MF: That’s a tough one. I think the answer here might be the classical consultant answer: it depends!
From a technology standpoint we often answer such questions with “product A will be the solution.” That’s something we should avoid.
Currently, I see many customers who start data strategy, data lakes and big data initiatives. I’m sure the ones with the vision of “I want to do more things with my data because all others do it” will fail.
I used that statement to be a bit provoking, and this now makes it more obvious.
The initiatives should start with a clear vision and business driven use cases with what they want to achieve. In parallel, you can already start to analyze which data sources are already there.
Furthermore, almost always, the quality of data should get improved. Because the “bad data in, bad data out” paradigm applies even for the best AI (Artificial Intelligence). When you define your business use cases, start to think about architecture and solutions. This is nothing new, I would say it’s the classical approach (e.g., suggested by TOGAF – The Open Group Architecture Framework).

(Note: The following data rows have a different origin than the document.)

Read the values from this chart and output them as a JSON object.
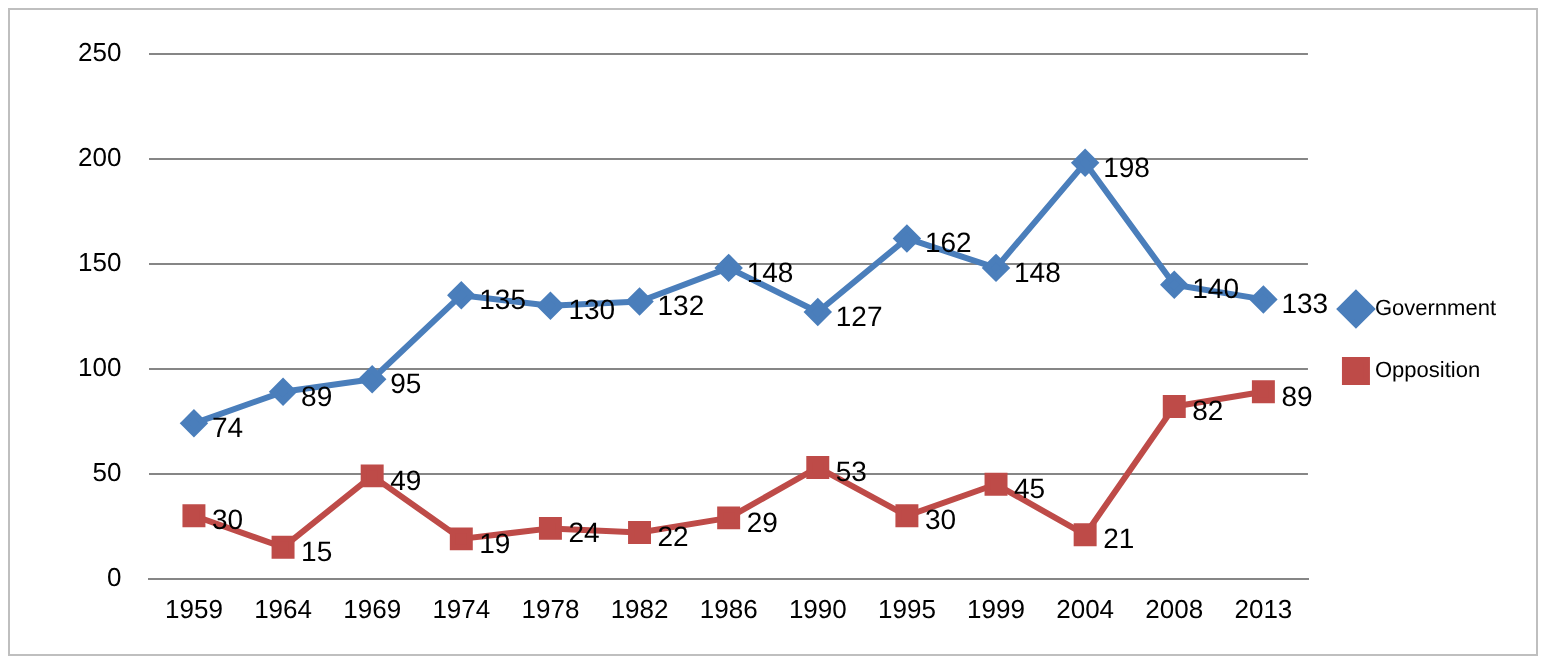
{
  "chart_data": {
    "type": "line",
    "categories": [
      "1959",
      "1964",
      "1969",
      "1974",
      "1978",
      "1982",
      "1986",
      "1990",
      "1995",
      "1999",
      "2004",
      "2008",
      "2013"
    ],
    "series": [
      {
        "name": "Government",
        "color": "#4a7ebb",
        "marker": "diamond",
        "values": [
          74,
          89,
          95,
          135,
          130,
          132,
          148,
          127,
          162,
          148,
          198,
          140,
          133
        ]
      },
      {
        "name": "Opposition",
        "color": "#be4b48",
        "marker": "square",
        "values": [
          30,
          15,
          49,
          19,
          24,
          22,
          29,
          53,
          30,
          45,
          21,
          82,
          89
        ]
      }
    ],
    "ylim": [
      0,
      250
    ],
    "yticks": [
      0,
      50,
      100,
      150,
      200,
      250
    ],
    "grid": "y",
    "legend": "right",
    "data_labels": true
  }
}
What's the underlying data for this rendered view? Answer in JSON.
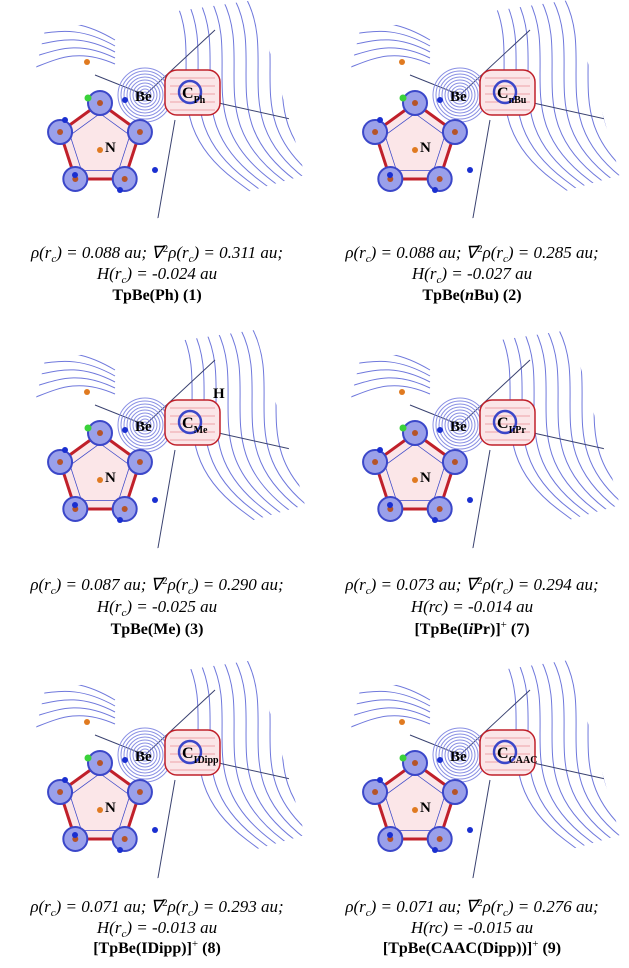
{
  "panels": [
    {
      "atoms": {
        "be": "Be",
        "c": "C",
        "c_sub": "Ph",
        "n": "N"
      },
      "caption": [
        [
          {
            "i": "ρ(r"
          },
          {
            "sub": "c"
          },
          {
            "i": ") = 0.088 au; ∇"
          },
          {
            "sup": "2"
          },
          {
            "i": "ρ(r"
          },
          {
            "sub": "c"
          },
          {
            "i": ") = 0.311 au;"
          }
        ],
        [
          {
            "i": "H(r"
          },
          {
            "sub": "c"
          },
          {
            "i": ") = -0.024 au"
          }
        ],
        [
          {
            "b": "TpBe(Ph) (1)"
          }
        ]
      ]
    },
    {
      "atoms": {
        "be": "Be",
        "c": "C",
        "c_sub": "nBu",
        "n": "N"
      },
      "caption": [
        [
          {
            "i": "ρ(r"
          },
          {
            "sub": "c"
          },
          {
            "i": ") = 0.088 au; ∇"
          },
          {
            "sup": "2"
          },
          {
            "i": "ρ(r"
          },
          {
            "sub": "c"
          },
          {
            "i": ") = 0.285 au;"
          }
        ],
        [
          {
            "i": "H(r"
          },
          {
            "sub": "c"
          },
          {
            "i": ") = -0.027 au"
          }
        ],
        [
          {
            "b": "TpBe("
          },
          {
            "bi": "n"
          },
          {
            "b": "Bu) (2)"
          }
        ]
      ]
    },
    {
      "atoms": {
        "be": "Be",
        "c": "C",
        "c_sub": "Me",
        "n": "N",
        "h": "H"
      },
      "caption": [
        [
          {
            "i": "ρ(r"
          },
          {
            "sub": "c"
          },
          {
            "i": ") = 0.087 au; ∇"
          },
          {
            "sup": "2"
          },
          {
            "i": "ρ(r"
          },
          {
            "sub": "c"
          },
          {
            "i": ") = 0.290 au;"
          }
        ],
        [
          {
            "i": "H(r"
          },
          {
            "sub": "c"
          },
          {
            "i": ") = -0.025 au"
          }
        ],
        [
          {
            "b": "TpBe(Me) (3)"
          }
        ]
      ]
    },
    {
      "atoms": {
        "be": "Be",
        "c": "C",
        "c_sub": "IiPr",
        "n": "N"
      },
      "caption": [
        [
          {
            "i": "ρ(r"
          },
          {
            "sub": "c"
          },
          {
            "i": ") = 0.073 au; ∇"
          },
          {
            "sup": "2"
          },
          {
            "i": "ρ(r"
          },
          {
            "sub": "c"
          },
          {
            "i": ") = 0.294 au;"
          }
        ],
        [
          {
            "i": "H(rc) = -0.014 au"
          }
        ],
        [
          {
            "b": "[TpBe(I"
          },
          {
            "bi": "i"
          },
          {
            "b": "Pr)]"
          },
          {
            "sup": "+"
          },
          {
            "b": " (7)"
          }
        ]
      ]
    },
    {
      "atoms": {
        "be": "Be",
        "c": "C",
        "c_sub": "IDipp",
        "n": "N"
      },
      "caption": [
        [
          {
            "i": "ρ(r"
          },
          {
            "sub": "c"
          },
          {
            "i": ") = 0.071 au; ∇"
          },
          {
            "sup": "2"
          },
          {
            "i": "ρ(r"
          },
          {
            "sub": "c"
          },
          {
            "i": ") = 0.293 au;"
          }
        ],
        [
          {
            "i": "H(r"
          },
          {
            "sub": "c"
          },
          {
            "i": ") = -0.013 au"
          }
        ],
        [
          {
            "b": "[TpBe(IDipp)]"
          },
          {
            "sup": "+"
          },
          {
            "b": " (8)"
          }
        ]
      ]
    },
    {
      "atoms": {
        "be": "Be",
        "c": "C",
        "c_sub": "CAAC",
        "n": "N"
      },
      "caption": [
        [
          {
            "i": "ρ(r"
          },
          {
            "sub": "c"
          },
          {
            "i": ") = 0.071 au; ∇"
          },
          {
            "sup": "2"
          },
          {
            "i": "ρ(r"
          },
          {
            "sub": "c"
          },
          {
            "i": ") = 0.276 au;"
          }
        ],
        [
          {
            "i": "H(rc) = -0.015 au"
          }
        ],
        [
          {
            "b": "[TpBe(CAAC(Dipp))]"
          },
          {
            "sup": "+"
          },
          {
            "b": " (9)"
          }
        ]
      ]
    }
  ]
}
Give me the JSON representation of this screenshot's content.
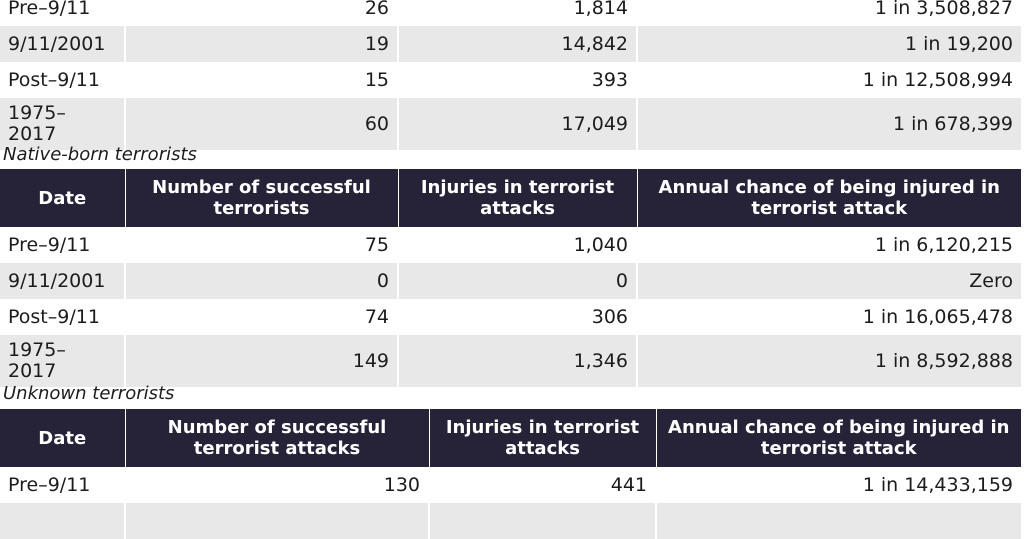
{
  "tables": [
    {
      "caption": "",
      "headers": [],
      "rows": [
        {
          "date": "Pre–9/11",
          "count": "26",
          "injuries": "1,814",
          "chance": "1 in 3,508,827"
        },
        {
          "date": "9/11/2001",
          "count": "19",
          "injuries": "14,842",
          "chance": "1 in 19,200"
        },
        {
          "date": "Post–9/11",
          "count": "15",
          "injuries": "393",
          "chance": "1 in 12,508,994"
        },
        {
          "date": "1975– 2017",
          "count": "60",
          "injuries": "17,049",
          "chance": "1 in 678,399"
        }
      ]
    },
    {
      "caption": "Native-born terrorists",
      "headers": [
        "Date",
        "Number of successful terrorists",
        "Injuries in terrorist attacks",
        "Annual chance of being injured in terrorist attack"
      ],
      "rows": [
        {
          "date": "Pre–9/11",
          "count": "75",
          "injuries": "1,040",
          "chance": "1 in 6,120,215"
        },
        {
          "date": "9/11/2001",
          "count": "0",
          "injuries": "0",
          "chance": "Zero"
        },
        {
          "date": "Post–9/11",
          "count": "74",
          "injuries": "306",
          "chance": "1 in 16,065,478"
        },
        {
          "date": "1975– 2017",
          "count": "149",
          "injuries": "1,346",
          "chance": "1 in 8,592,888"
        }
      ]
    },
    {
      "caption": "Unknown terrorists",
      "headers": [
        "Date",
        "Number of successful terrorist attacks",
        "Injuries in terrorist attacks",
        "Annual chance of being injured in terrorist attack"
      ],
      "rows": [
        {
          "date": "Pre–9/11",
          "count": "130",
          "injuries": "441",
          "chance": "1 in 14,433,159"
        }
      ]
    }
  ],
  "colors": {
    "header_bg": "#262339",
    "stripe": "#e8e8e8"
  }
}
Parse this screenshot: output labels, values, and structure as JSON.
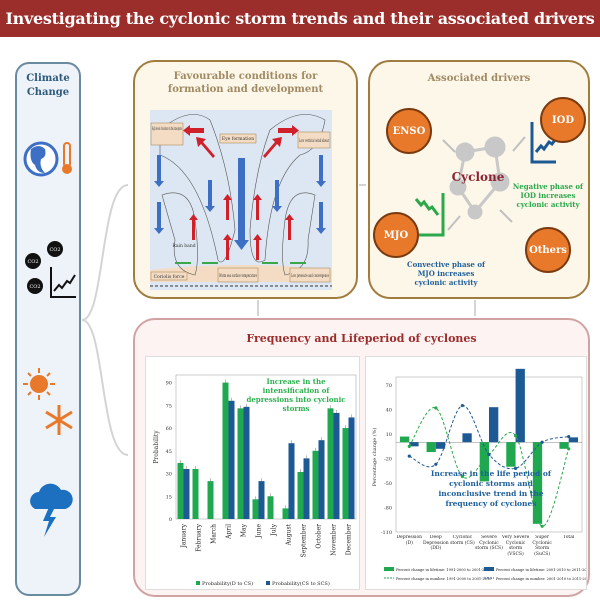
{
  "title": "Investigating the cyclonic storm trends and their associated drivers",
  "climate": {
    "title": "Climate Change",
    "co2_label": "CO2"
  },
  "favourable": {
    "title": "Favourable conditions for formation and development",
    "labels": {
      "moisture": "High levels of moisture in the atmosphere",
      "eye": "Eye formation",
      "shear": "Low vertical wind shear",
      "rainband": "Rain band",
      "coriolis": "Coriolis force",
      "sst": "Warm sea surface temperature",
      "lowpressure": "Low pressure and convergence"
    }
  },
  "drivers": {
    "title": "Associated drivers",
    "center": "Cyclone",
    "nodes": [
      "ENSO",
      "IOD",
      "MJO",
      "Others"
    ],
    "iod_note": "Negative phase of IOD increases cyclonic activity",
    "mjo_note": "Convective phase of MJO increases cyclonic activity",
    "colors": {
      "node": "#e8792b",
      "green": "#2aa84a",
      "blue": "#1f5f9a"
    }
  },
  "frequency": {
    "title": "Frequency and Lifeperiod of cyclones"
  },
  "chart_data": [
    {
      "type": "bar",
      "title": "Increase in the intensification of depressions into cyclonic storms",
      "ylabel": "Probability",
      "ylim": [
        0,
        95
      ],
      "yticks": [
        0,
        15,
        30,
        45,
        60,
        75,
        90
      ],
      "categories": [
        "January",
        "February",
        "March",
        "April",
        "May",
        "June",
        "July",
        "August",
        "September",
        "October",
        "November",
        "December"
      ],
      "series": [
        {
          "name": "Probability(D to CS)",
          "color": "#1fa84f",
          "values": [
            37,
            33,
            25,
            90,
            73,
            13,
            15,
            7,
            31,
            45,
            73,
            60
          ]
        },
        {
          "name": "Probability(CS to SCS)",
          "color": "#1d5a94",
          "values": [
            33,
            0,
            0,
            78,
            74,
            25,
            0,
            50,
            40,
            52,
            70,
            67
          ]
        }
      ],
      "legend": "bottom"
    },
    {
      "type": "bar+line",
      "title": "Increase in the life period of cyclonic storms and inconclusive trend in the frequency of cyclones",
      "ylabel": "Percentage change (%)",
      "ylim": [
        -110,
        80
      ],
      "yticks": [
        70,
        40,
        10,
        -20,
        -50,
        -80,
        -110
      ],
      "categories": [
        "Depression (D)",
        "Deep Depression (DD)",
        "Cyclonic storm (CS)",
        "Severe Cyclonic storm (SCS)",
        "Very Severe Cyclonic storm (VSCS)",
        "Super Cyclonic Storm (SuCS)",
        "Total"
      ],
      "series": [
        {
          "name": "Percent change in lifetime: 1991-2000 to 2001-2010",
          "kind": "bar",
          "color": "#1fa84f",
          "values": [
            7,
            -12,
            0,
            -48,
            -30,
            -100,
            -8
          ]
        },
        {
          "name": "Percent change in lifetime: 2001-2010 to 2011-2020",
          "kind": "bar",
          "color": "#1d5a94",
          "values": [
            -5,
            -8,
            11,
            43,
            90,
            0,
            6
          ]
        },
        {
          "name": "Percent change in number: 1991-2000 to 2001-2010",
          "kind": "line",
          "color": "#2aa84a",
          "values": [
            -5,
            42,
            -42,
            -15,
            8,
            -103,
            -8
          ]
        },
        {
          "name": "Percent change in number: 2001-2010 to 2011-2020",
          "kind": "line",
          "color": "#1d5a94",
          "values": [
            -17,
            -27,
            45,
            -15,
            -32,
            0,
            7
          ]
        }
      ],
      "legend": "bottom"
    }
  ]
}
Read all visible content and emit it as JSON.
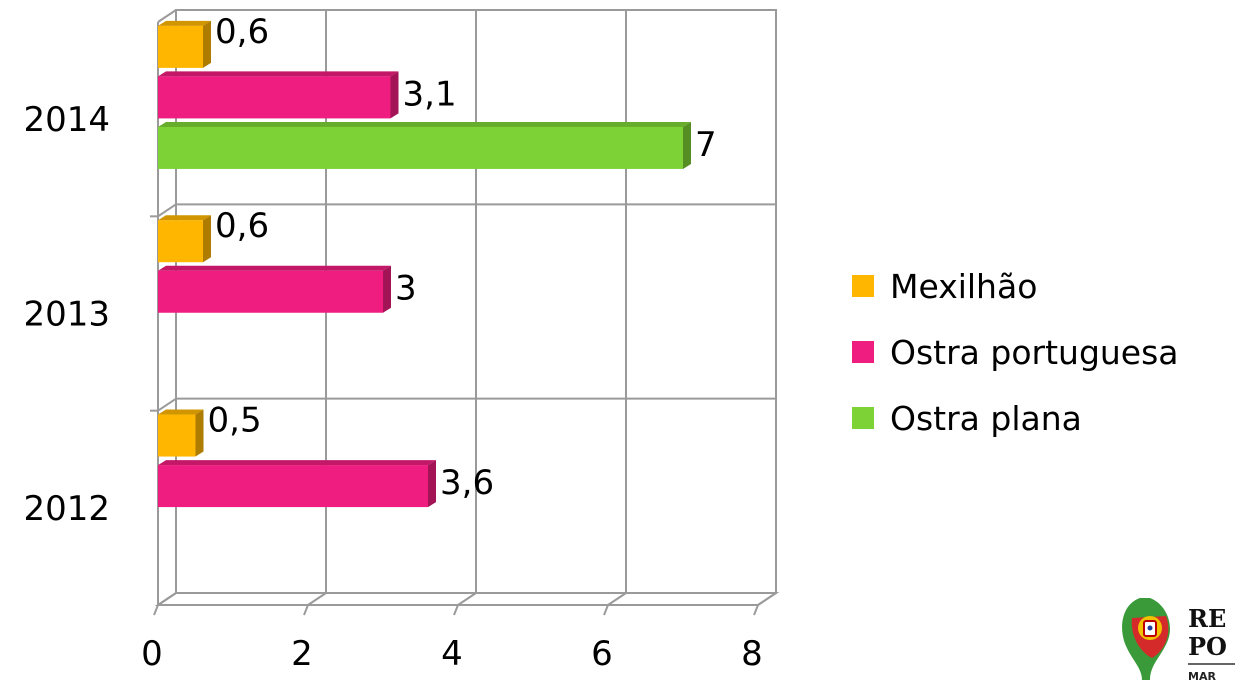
{
  "chart_data": {
    "type": "bar",
    "orientation": "horizontal",
    "categories": [
      "2012",
      "2013",
      "2014"
    ],
    "series": [
      {
        "name": "Mexilhão",
        "color": "#FFB600",
        "values": [
          0.5,
          0.6,
          0.6
        ],
        "labels": [
          "0,5",
          "0,6",
          "0,6"
        ]
      },
      {
        "name": "Ostra portuguesa",
        "color": "#EE1D7F",
        "values": [
          3.6,
          3,
          3.1
        ],
        "labels": [
          "3,6",
          "3",
          "3,1"
        ]
      },
      {
        "name": "Ostra plana",
        "color": "#7DD335",
        "values": [
          null,
          null,
          7
        ],
        "labels": [
          "",
          "",
          "7"
        ]
      }
    ],
    "x_ticks": [
      "0",
      "2",
      "4",
      "6",
      "8"
    ],
    "xlim": [
      0,
      8
    ],
    "grid": true,
    "legend_position": "right",
    "style": "3d"
  },
  "logo": {
    "icon": "portuguese-coat-of-arms-icon",
    "line1": "RE",
    "line2": "PO",
    "line3": "MAR"
  }
}
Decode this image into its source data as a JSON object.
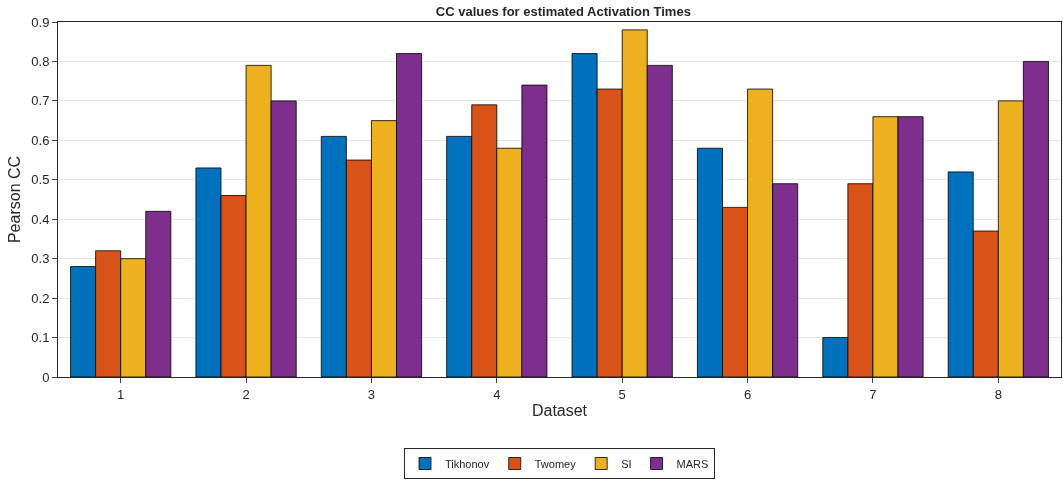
{
  "chart_data": {
    "type": "bar",
    "title": "CC values for estimated Activation Times",
    "xlabel": "Dataset",
    "ylabel": "Pearson CC",
    "categories": [
      "1",
      "2",
      "3",
      "4",
      "5",
      "6",
      "7",
      "8"
    ],
    "series": [
      {
        "name": "Tikhonov",
        "color": "#0072bd",
        "values": [
          0.28,
          0.53,
          0.61,
          0.61,
          0.82,
          0.58,
          0.1,
          0.52
        ]
      },
      {
        "name": "Twomey",
        "color": "#d95319",
        "values": [
          0.32,
          0.46,
          0.55,
          0.69,
          0.73,
          0.43,
          0.49,
          0.37
        ]
      },
      {
        "name": "SI",
        "color": "#edb120",
        "values": [
          0.3,
          0.79,
          0.65,
          0.58,
          0.88,
          0.73,
          0.66,
          0.7
        ]
      },
      {
        "name": "MARS",
        "color": "#7e2f8e",
        "values": [
          0.42,
          0.7,
          0.82,
          0.74,
          0.79,
          0.49,
          0.66,
          0.8
        ]
      }
    ],
    "ylim": [
      0,
      0.9
    ],
    "yticks": [
      0,
      0.1,
      0.2,
      0.3,
      0.4,
      0.5,
      0.6,
      0.7,
      0.8,
      0.9
    ],
    "grid": "y",
    "legend": "bottom"
  }
}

But reality shows me that the basic steps are often the ones that are missing.
AT: It is great that you share career advice to students and recent graduates in your podcast, “The Career Path of an SAP Consultant.” IT consulting can be a challenging field to gain traction in, especially early in one’s career. What are a few techniques that developers and other IT professionals should consider to obtain a high-quality job and launch a meaningful career path?
MF: My main advice: stay curious! And never think that you have learned enough. And another piece of advice: don’t focus only on your personal “main technology.” Becoming an expert in one programming language is important in the beginning of a career, but there are so many important concepts which are worth looking at in other technologies.
The pandemic and the sustainability awareness changed the travel side of things, but for me, not being home on the weekdays was the normal for over nine years. Having a family now, my focus has shifted, of course, but I still realize that I’m not the guy for an internal IT department…I need the challenge of changing topics, customers, and technologies.
So, my advice is to be aware of your expectations and try to find the best match. Perfect jobs are very seldom. In my job, I try to apply the “love it, change it or leave it!” method. We spend so much time working, so, if possible, we should like what we are doing — at least most of the time!